Der Quadrupol wird aufgrund seines Funktionsprinzips auch als Massenfilter bezeichnet. Er besteht aus vier parallel und senkrecht zueinander liegenden Stabelektroden. Die Selektion der Ionen erfolgt aufgrund ihrer m/z-spezifischen Flugbahn in den aus Gleich- und Wechselspannung aufgebauten elektrischen Feldern. Die gegenüberliegenden Elektrodenpaare weisen die gleiche Polarität der Gleichspannung und die gleiche Phase der Wechselspannung auf. In den benachbarten Stabelektroden liegt hingegen eine entgegengesetzte Polarität vor. Durch Gleichspannung werden die Ionen zwischen den Elektroden gehalten. Eine angelegte Wechselspannung führt mit einer Radiofrequenz zu

MATERIAL UND METHODEN | 137

einer periodischen Anziehung und Abstoßung der Ionen. Durch die variable Stärke der angelegten Gleichspannung und durch die variable Frequenz sowie Amplitude der angelegten Wechselspannung verändert sich die Flugbahn der Ionen in Abhängigkeit ihres m/z. Je nach Stärke der anliegenden elektrischen Felder bewegen sich also Ionen bestimmter m/z in einer stabilen, oszillatorischen Flugbahn oder in einer instabilen Flugbahn.

Nur die Ionen mit stabiler Flugbahn können den Quadrupol passieren. Eine Veränderung überführt Ionen eines anderen m/z auf die stabile, oszillatorische Flugbahn, wodurch ein Scan des gesamten Massenbereiches möglich wird.

Bei der Orbitrap handelt es sich um eine Ionenfalle. Sie setzt sich aus einer zentralen spindelförmigen Elektrode und umgebenden Detektorelektroden zusammen. Aufgrund der dezentralen Injektion von Ionen bewegen sich diese auf Kreisbahnen um die zentrale Elektrode herum. Zwei ringförmig um die Zentralelektrode lokalisierte Detektorplatten begrenzen die Orbitrap und erfassen die Bewegungsfrequenz der Ionen. Sie ist abhängig von ihrem m/z. Durch die Fourier-Transformation kann das erhaltene zeitabhängige Summensignal in ein kontinuierliches Frequenzspektrum und schließlich in ein Massenspektrum zerlegt werden. Die Orbitrap ist in der Lage m/z bis auf 1 ppm genau zu bestimmen und stellt somit ein sehr verlässliches System zur Identifizierung der Analyte dar.

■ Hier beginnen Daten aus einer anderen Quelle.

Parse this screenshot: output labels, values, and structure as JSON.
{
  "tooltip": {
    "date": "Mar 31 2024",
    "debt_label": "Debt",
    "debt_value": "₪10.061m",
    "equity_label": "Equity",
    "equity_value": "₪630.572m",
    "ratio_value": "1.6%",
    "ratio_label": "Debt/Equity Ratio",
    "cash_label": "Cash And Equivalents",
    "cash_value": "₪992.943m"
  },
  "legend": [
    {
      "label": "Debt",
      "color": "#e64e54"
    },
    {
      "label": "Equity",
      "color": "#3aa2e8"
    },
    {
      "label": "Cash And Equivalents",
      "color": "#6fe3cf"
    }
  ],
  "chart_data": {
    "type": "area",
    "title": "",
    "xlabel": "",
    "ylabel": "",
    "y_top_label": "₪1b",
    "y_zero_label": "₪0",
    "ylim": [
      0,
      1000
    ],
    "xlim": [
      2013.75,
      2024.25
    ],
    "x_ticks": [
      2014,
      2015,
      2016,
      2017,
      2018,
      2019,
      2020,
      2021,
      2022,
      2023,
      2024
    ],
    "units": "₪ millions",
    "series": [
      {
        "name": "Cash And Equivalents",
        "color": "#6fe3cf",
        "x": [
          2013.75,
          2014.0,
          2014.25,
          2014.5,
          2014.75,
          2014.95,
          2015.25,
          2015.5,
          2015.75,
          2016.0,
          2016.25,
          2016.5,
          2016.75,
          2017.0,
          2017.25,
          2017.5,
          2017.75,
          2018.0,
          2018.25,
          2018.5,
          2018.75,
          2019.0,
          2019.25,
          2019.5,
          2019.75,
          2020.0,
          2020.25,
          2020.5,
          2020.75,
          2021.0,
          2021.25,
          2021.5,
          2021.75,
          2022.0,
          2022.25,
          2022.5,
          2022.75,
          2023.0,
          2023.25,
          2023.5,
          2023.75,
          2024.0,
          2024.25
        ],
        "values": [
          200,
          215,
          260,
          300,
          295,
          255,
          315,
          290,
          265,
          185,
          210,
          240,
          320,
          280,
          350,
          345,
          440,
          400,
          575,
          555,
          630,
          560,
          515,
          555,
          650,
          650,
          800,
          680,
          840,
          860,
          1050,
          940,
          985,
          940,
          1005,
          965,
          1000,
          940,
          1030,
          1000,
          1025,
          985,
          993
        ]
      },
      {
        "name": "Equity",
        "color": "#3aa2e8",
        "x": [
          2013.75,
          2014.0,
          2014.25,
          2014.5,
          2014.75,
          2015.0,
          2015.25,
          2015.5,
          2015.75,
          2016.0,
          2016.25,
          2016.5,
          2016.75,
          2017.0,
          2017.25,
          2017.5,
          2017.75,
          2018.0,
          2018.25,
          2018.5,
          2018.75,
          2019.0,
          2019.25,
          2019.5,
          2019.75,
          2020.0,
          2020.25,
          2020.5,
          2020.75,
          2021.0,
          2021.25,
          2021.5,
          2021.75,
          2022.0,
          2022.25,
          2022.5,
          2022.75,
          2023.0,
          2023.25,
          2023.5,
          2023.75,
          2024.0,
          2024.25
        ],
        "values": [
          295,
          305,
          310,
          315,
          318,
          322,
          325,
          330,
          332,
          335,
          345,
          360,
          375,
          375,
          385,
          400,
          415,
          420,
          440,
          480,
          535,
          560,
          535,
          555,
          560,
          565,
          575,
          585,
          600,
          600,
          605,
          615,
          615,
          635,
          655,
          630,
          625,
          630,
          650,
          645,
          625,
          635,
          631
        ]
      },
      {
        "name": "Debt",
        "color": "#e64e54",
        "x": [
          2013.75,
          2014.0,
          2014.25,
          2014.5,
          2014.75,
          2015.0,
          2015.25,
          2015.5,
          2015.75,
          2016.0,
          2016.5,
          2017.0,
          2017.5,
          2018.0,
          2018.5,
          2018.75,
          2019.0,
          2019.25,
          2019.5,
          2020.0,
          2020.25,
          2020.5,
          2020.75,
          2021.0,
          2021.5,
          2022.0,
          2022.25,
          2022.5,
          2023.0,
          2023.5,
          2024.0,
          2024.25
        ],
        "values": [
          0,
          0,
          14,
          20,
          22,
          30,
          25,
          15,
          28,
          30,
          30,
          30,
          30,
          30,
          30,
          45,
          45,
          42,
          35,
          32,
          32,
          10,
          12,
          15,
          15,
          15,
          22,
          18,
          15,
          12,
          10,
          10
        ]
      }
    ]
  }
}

Ppm ist die Abkürzung von „parts per million“, steht somit für den millionsten Teil (10^-6) und wird zur Angabe der Massengenauigkeit verwendent.

Im Tandem-Massenspektrometrie (MS/MS)-Modus des Massenspektrometers werden die im Quadrupol ausgewählten Vorläufer in einer Kollisionszelle fragmentiert. Bei der „higher-energy collisional dissociation“ (HCD) findet die kollisionsinduzierte Dissoziation außerhalb der Orbitrap in einer HCD-Kollisionszelle statt. In dieser erfolgt eine Fragmentierung der beschleunigten Molekülionen durch eine Kollision mit neutralen Gasteilchen. Die dabei entstandenen Fragmentionen gelangen anschließend wieder zurück und werden in der Orbitrap anhand ihres m/z aufgetrennt. Da eine derartige Tandem-Massenspektrometrie auch bei dieser Arbeit zur Quantifizierung der Lipidmediatoren angewendet wurde, wird von LC-MS/MS gesprochen.